Sureties and Principals

By John M. Daley, Esq.

Since "surety bonds" are usually issued by "insurance companies," persons who post a surety bond sometimes assume that they have purchased an "insurance" policy.   This is incorrect, and principals who rely on this assumption are making a potentially costly mistake.

"Insurance" is a two-party contract between the insurer and its insured whereby the insurer agrees to indemnify its insured from (and often to defend against) claims asserted by third parties.  A "surety bond," on the other hand, is a three-party contract between the surety, the principal, and a creditor whereby the surety agrees to "guarantee" obligations owed by the principal to the creditor. 

Since the primary purpose of a surety bond is to protect the rights of the creditor, not the rights of the principal, a surety owes no duty to defend its principal against the creditor's claims. See Schmitt v. Insurance Co. of North America, 230 Cal.App.3d 245 (1991). 

Of course, if a surety knows there is a defense to liability, it might defend against liability in order to protect its own interests. If the principal does not actively assert his own defenses, however, the surety might not even know that a defense exists. Thus, the surety might make a payment under the bond even though liability could have been avoided.

Once the surety has paid the claim, however, the principal owes a duty to reimburse its surety, even if a defense could have been asserted. 72 C.J.S., Principal and Surety § 230 (1987); 74 Am.Jur.2d Suretyship § 171 (1974). In 74 Am.Jur.2d Suretyship § 171 (1974), the surety's right to reimbursement is explained as follows:

[I]t is an established rule of law, based on equitable considerations, that where one person is in the situation of a mere surety for another, whether he became so by actual contract or by operation of law, and pays or is compelled to pay the debt which the other in equity and justice ought to have paid . . ., he is entitled to relief against the other, who was in fact the principal debtor; that is, the law in such cases implies a promise on the part of the principal to reimburse the surety for the amount paid.

The principal can also be required to reimburse the surety for all expenses incurred by the surety, including attorneys' fees, in connection with the claim made under the bond. 72 C.J.S., Principal and Surety § 252d. (1987); 74 Am.Jur.2d Suretyship § 199 (1974).

In order to avoid his obligation to reimburse his surety, the principal must show that the surety was a "volunteer," i.e., that (1) the surety was a stranger or intermeddler who had no interest to protect and was under no legal or moral obligation to pay and (2) the surety did not believe in good faith that he had such an interest. Employers Mutual Liab. Ins. Co. of Wisconsin v. Pacific Indemnity Company, 167 Cal.App.2d 369, 387-381 (1959). Of course, this is almost never the case when a bond has actually been issued.

In summary, whenever a principal has posted surety bond to guarantee his obligations, he should be sure to do whatever is necessary to assert any and all defenses to liability whenever a claim is made under the bond, without relying upon his surety to do so.

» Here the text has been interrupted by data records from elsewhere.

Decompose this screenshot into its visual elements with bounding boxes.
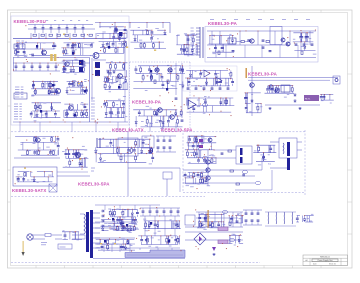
svg-text:KEBEL30-5PA: KEBEL30-5PA xyxy=(78,182,110,187)
svg-text:KEBEL30-PA: KEBEL30-PA xyxy=(132,100,162,105)
svg-text:KEBEL30-PA: KEBEL30-PA xyxy=(208,21,238,26)
svg-text:KEBEL30-5ATX: KEBEL30-5ATX xyxy=(12,188,47,193)
svg-text:KEBEL30-PA: KEBEL30-PA xyxy=(248,72,278,77)
svg-text:RLY1: RLY1 xyxy=(305,99,311,101)
svg-text:Power Supply Unit: Power Supply Unit xyxy=(318,259,333,262)
svg-text:KEBEL30-PSU: KEBEL30-PSU xyxy=(14,19,46,24)
svg-text:KEBEL30-ATX: KEBEL30-ATX xyxy=(112,128,144,133)
svg-text:KEBEL30-5PA: KEBEL30-5PA xyxy=(161,128,193,133)
svg-text:A4: A4 xyxy=(306,259,308,262)
svg-text:KEBL30-01: KEBL30-01 xyxy=(320,257,330,259)
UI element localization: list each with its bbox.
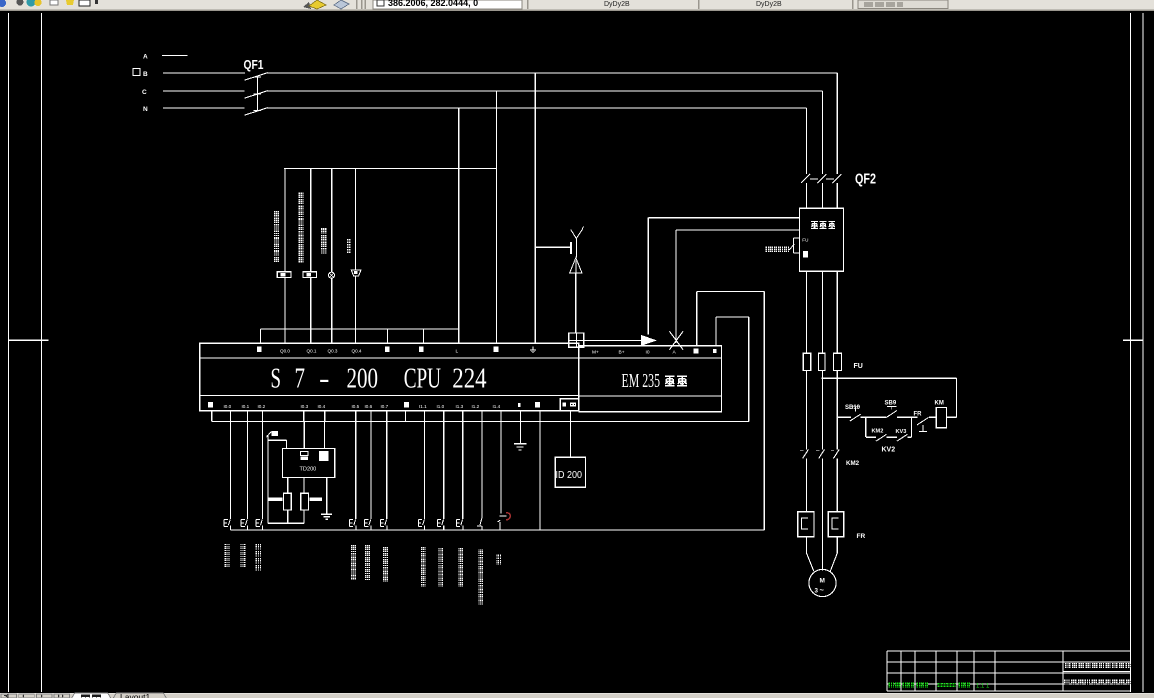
contactor KM2 pole <box>833 450 839 459</box>
wire terminal stub <box>370 411 372 422</box>
wire input 7 <box>424 421 426 519</box>
wire terminal stub <box>500 411 502 422</box>
wire output branch 4 <box>355 169 357 271</box>
switch contact 1 <box>223 519 225 526</box>
wire input 5 <box>370 421 372 519</box>
wire mid common bus <box>212 420 749 422</box>
label output 1 <box>274 211 280 217</box>
wire terminal stub <box>246 411 248 422</box>
thermal relay FR element2 <box>828 512 844 537</box>
ground symbol <box>514 443 527 445</box>
wire stub to PLC top <box>422 329 424 343</box>
wire aux branch <box>865 417 867 437</box>
svg-text:I0.4: I0.4 <box>318 404 326 409</box>
svg-text:ID 200: ID 200 <box>556 469 583 481</box>
svg-text:SB10: SB10 <box>845 405 861 411</box>
svg-text:I0.1: I0.1 <box>242 404 250 409</box>
inverter label <box>811 222 818 229</box>
label input 6 <box>383 547 388 552</box>
sheet frame left outer border <box>8 13 10 692</box>
thermal relay FR element1 <box>798 512 814 537</box>
svg-text:Q0.1: Q0.1 <box>307 349 317 354</box>
indicator lamp symbol <box>329 272 335 278</box>
wire input 3 <box>262 421 264 519</box>
svg-text:I1.1: I1.1 <box>419 404 427 409</box>
wire pole3 down <box>836 458 838 511</box>
switch contact 8 <box>436 519 438 526</box>
svg-text:Q0.0: Q0.0 <box>280 349 290 354</box>
motor M circle <box>809 569 836 596</box>
breaker QF1 pole N <box>245 108 268 116</box>
wire bottom common bus <box>230 529 764 531</box>
switch contact 3 <box>255 519 257 526</box>
PLC top terminal labels <box>257 347 262 352</box>
wire terminal stub <box>481 411 483 422</box>
svg-text:I0.6: I0.6 <box>365 404 373 409</box>
sheet frame right inner border <box>1130 13 1132 692</box>
wire terminal stub <box>462 411 464 422</box>
resistor R2 <box>301 493 309 510</box>
wire phase A <box>162 55 188 57</box>
wire to TD ground <box>326 478 328 514</box>
svg-text:1:1 1: 1:1 1 <box>976 684 990 690</box>
PLC expansion port box <box>560 399 579 411</box>
wire pole2 down <box>822 458 824 570</box>
wire resistor branch 2 <box>303 478 305 494</box>
wire stub to PLC top <box>331 329 333 343</box>
svg-text:I1.4: I1.4 <box>493 404 501 409</box>
svg-text:200: 200 <box>347 364 379 395</box>
breaker QF2 strokes <box>801 174 810 183</box>
wire stub to PLC top <box>458 329 460 343</box>
wire terminal stub <box>262 411 264 422</box>
svg-text:I0.5: I0.5 <box>352 404 360 409</box>
wire stub to PLC top <box>355 329 357 343</box>
wire terminal stub <box>229 411 231 422</box>
relay coil symbol 2 <box>303 272 317 278</box>
sheet frame right outer border <box>1142 13 1144 692</box>
wire input 4 <box>355 421 357 519</box>
svg-text:FR: FR <box>914 412 923 418</box>
TD200 box <box>283 448 335 477</box>
wire QF2 pole1 <box>806 108 808 174</box>
contactor KM2 pole <box>819 450 825 459</box>
wire terminal stub <box>303 411 305 422</box>
svg-text:A: A <box>143 54 148 61</box>
wire B drop <box>534 73 536 343</box>
label input 7 <box>421 547 426 552</box>
svg-text:KV2: KV2 <box>882 447 896 454</box>
thermal contact FR <box>917 418 929 425</box>
label input 5 <box>365 545 370 550</box>
relay coil symbol 1 <box>277 272 291 278</box>
contactor KM2 pole <box>803 450 809 459</box>
svg-text:S: S <box>271 364 282 395</box>
wire input 12 <box>539 421 541 530</box>
svg-text:M+: M+ <box>592 350 599 356</box>
svg-text:7: 7 <box>295 364 306 395</box>
switch contact 4 <box>349 519 351 526</box>
svg-text:386.2006, 282.0444, 0: 386.2006, 282.0444, 0 <box>388 0 478 8</box>
right centerline tick <box>1123 339 1143 341</box>
svg-text:I0.0: I0.0 <box>224 404 232 409</box>
wire input 10 <box>481 421 483 518</box>
wire control main <box>837 416 851 418</box>
svg-text:~: ~ <box>820 586 825 595</box>
annotation arrow <box>267 432 272 437</box>
wire motor lead 3 <box>836 537 838 553</box>
wire to TD panel <box>569 411 571 458</box>
wire EM hook inner <box>715 317 717 346</box>
wire sensor branch <box>535 246 570 248</box>
wire analog out 2 <box>675 230 677 343</box>
wire control top <box>822 377 957 379</box>
PLC bottom terminal labels <box>208 402 213 408</box>
tick to red marker <box>500 515 507 517</box>
wire phase N <box>163 107 245 109</box>
red D marker <box>506 513 510 520</box>
wire pole1 down <box>806 458 808 511</box>
label output 4 <box>347 239 352 244</box>
breaker QF1 pole C <box>245 91 268 99</box>
wire TD200 feed 1 <box>303 421 305 448</box>
svg-text:I0.2: I0.2 <box>258 404 266 409</box>
svg-text:FU: FU <box>802 237 808 242</box>
svg-text:CPU: CPU <box>404 364 441 395</box>
contactor coil KM <box>936 408 946 428</box>
switch contact 5 <box>364 519 366 526</box>
svg-text:DyDy2B: DyDy2B <box>756 1 782 8</box>
svg-text:C: C <box>142 89 147 96</box>
wire EM hook outer <box>696 291 698 346</box>
svg-text:I0: I0 <box>646 350 650 356</box>
wire stub to PLC top <box>387 329 389 343</box>
svg-text:M: M <box>820 578 825 585</box>
fuse FU pole3 <box>834 353 842 370</box>
title green labels <box>889 682 895 688</box>
title text drawing name <box>1064 679 1070 685</box>
sensor probe plate <box>570 242 572 254</box>
svg-text:Layout1: Layout1 <box>120 692 151 698</box>
title text school <box>1065 663 1071 669</box>
sheet frame left inner border <box>41 13 43 692</box>
resistor R1 <box>283 493 291 510</box>
svg-text:Q0.4: Q0.4 <box>352 349 362 354</box>
wire stub to PLC top <box>310 329 312 343</box>
pushbutton SB9 <box>887 406 896 408</box>
wire QF2 pole3 <box>836 73 838 174</box>
switch contact 7 <box>417 519 419 526</box>
breaker QF1 link bar <box>256 77 258 111</box>
title block grid <box>887 650 1131 652</box>
wire terminal stub <box>405 411 407 422</box>
toolbar <box>0 0 1154 12</box>
speed-set label <box>766 246 772 252</box>
label input 1 <box>224 544 229 549</box>
svg-text:I1.2: I1.2 <box>472 404 480 409</box>
wire QF2 pole2 <box>822 91 824 174</box>
layout tab bar <box>0 693 1154 698</box>
svg-text:3: 3 <box>815 588 819 595</box>
wire phase B <box>163 72 245 74</box>
wire TD200 left loop <box>267 437 269 524</box>
wire stub to PLC top <box>284 329 286 343</box>
wire output top bus <box>284 168 497 170</box>
buzzer symbol <box>351 270 361 276</box>
wire analog out 1 <box>647 218 649 335</box>
fuse FU pole2 <box>819 353 826 370</box>
svg-text:L: L <box>456 349 459 355</box>
label output 2 <box>298 192 304 198</box>
wire C drop <box>496 91 498 343</box>
wire output branch 3 <box>331 169 333 273</box>
svg-text:I1.3: I1.3 <box>456 404 464 409</box>
label input 8 <box>438 548 443 553</box>
svg-text:FU: FU <box>854 363 863 370</box>
svg-text:B: B <box>143 71 148 78</box>
wire stub to PLC top <box>260 329 262 343</box>
amplifier triangle <box>570 258 583 273</box>
wire terminal stub <box>539 411 541 422</box>
svg-text:KM: KM <box>935 401 944 407</box>
svg-text:224: 224 <box>452 364 486 395</box>
wire resistor branch 1 <box>287 478 289 494</box>
svg-text:Q0.3: Q0.3 <box>328 349 338 354</box>
svg-text:EM 235: EM 235 <box>622 371 661 392</box>
TD ground symbol <box>321 513 332 515</box>
PLC ground terminal glyph <box>532 347 534 350</box>
wire input 9 <box>462 421 464 519</box>
PLC S7-200 CPU224 box <box>200 343 579 410</box>
label input 4 <box>351 545 356 550</box>
wire input 11 <box>500 421 502 513</box>
svg-text:I0.3: I0.3 <box>301 404 309 409</box>
wire probe to terminal <box>575 273 577 333</box>
switch contact 9 <box>456 519 458 526</box>
svg-text:QF2: QF2 <box>855 172 876 188</box>
wire N drop <box>458 108 460 329</box>
marker square near B <box>133 69 140 76</box>
wire into inverter <box>806 183 808 208</box>
switch contact 6 <box>380 519 382 526</box>
sensor probe <box>575 238 577 258</box>
wire collector bus <box>261 328 459 330</box>
wire TD bottom link <box>268 522 304 524</box>
wire terminal stub <box>324 411 326 422</box>
wire phase C <box>163 90 245 92</box>
wire input 8 <box>443 421 445 519</box>
left centerline tick <box>9 339 49 341</box>
svg-text:DyDy2B: DyDy2B <box>604 1 630 8</box>
switch contact 10 <box>480 519 482 526</box>
breaker QF1 pole B <box>245 73 268 81</box>
svg-text:TD200: TD200 <box>300 467 317 473</box>
label input 10 <box>478 549 483 554</box>
switch contact 11 <box>498 520 501 522</box>
label output 3 <box>321 228 327 234</box>
svg-text:SB9: SB9 <box>885 401 897 407</box>
wire motor lead 1 <box>806 537 808 553</box>
svg-text:I0.7: I0.7 <box>381 404 389 409</box>
svg-text:N: N <box>143 106 148 113</box>
svg-text:QF1: QF1 <box>244 57 264 72</box>
wire inverter outputs <box>806 271 808 353</box>
svg-text:I1.0: I1.0 <box>437 404 445 409</box>
label spare <box>496 554 501 559</box>
wire terminal stub <box>386 411 388 422</box>
wire input 2 <box>246 421 248 519</box>
wire TD200 feed 2 <box>323 411 325 449</box>
wire output branch 1 <box>284 169 286 272</box>
svg-text:B+: B+ <box>619 350 625 356</box>
inverter VFD box <box>800 208 844 271</box>
label input 2 <box>240 544 245 549</box>
wire output branch 2 <box>310 169 312 272</box>
EM235 module box <box>579 346 722 412</box>
label input 9 <box>458 548 463 553</box>
fuse FU pole1 <box>803 353 810 370</box>
wire terminal stub <box>424 411 426 422</box>
svg-text:FR: FR <box>857 533 866 540</box>
svg-text:KM2: KM2 <box>872 429 884 435</box>
wire terminal stub <box>443 411 445 422</box>
wire input 6 <box>386 421 388 519</box>
twisted pair X mark <box>670 331 684 349</box>
wire to SB9 <box>866 416 886 418</box>
TD 200 display unit <box>555 457 585 487</box>
svg-text:KV3: KV3 <box>896 429 907 435</box>
wire below fuses <box>806 370 808 449</box>
switch contact 2 <box>240 519 242 526</box>
svg-text:KM2: KM2 <box>846 460 860 467</box>
terminal block squares <box>569 333 584 347</box>
wire input 1 <box>229 421 231 519</box>
signal arrow line <box>584 339 642 341</box>
pushbutton SB10 <box>851 406 861 408</box>
wire terminal stub <box>355 411 357 422</box>
svg-text:-: - <box>319 364 330 395</box>
inverter left jumper <box>794 237 800 239</box>
wire terminal stub <box>211 411 213 422</box>
thick link bar 1 <box>268 497 282 501</box>
label input 3 <box>255 544 261 550</box>
wire terminal stub <box>519 411 521 422</box>
thick link bar 2 <box>309 497 322 501</box>
wire to ground <box>519 421 521 443</box>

Of course, this does not mean that the bond principal should not seek the assistance of his surety in defending against claims. Since sureties and their counsel are often experienced in the area in which the bond was issued, they are usually happy to consult with and advise their principals about possible defenses to liability.

Ultimately, however, it is the principal, not the surety, who must bear the burden of establishing a defense to liability.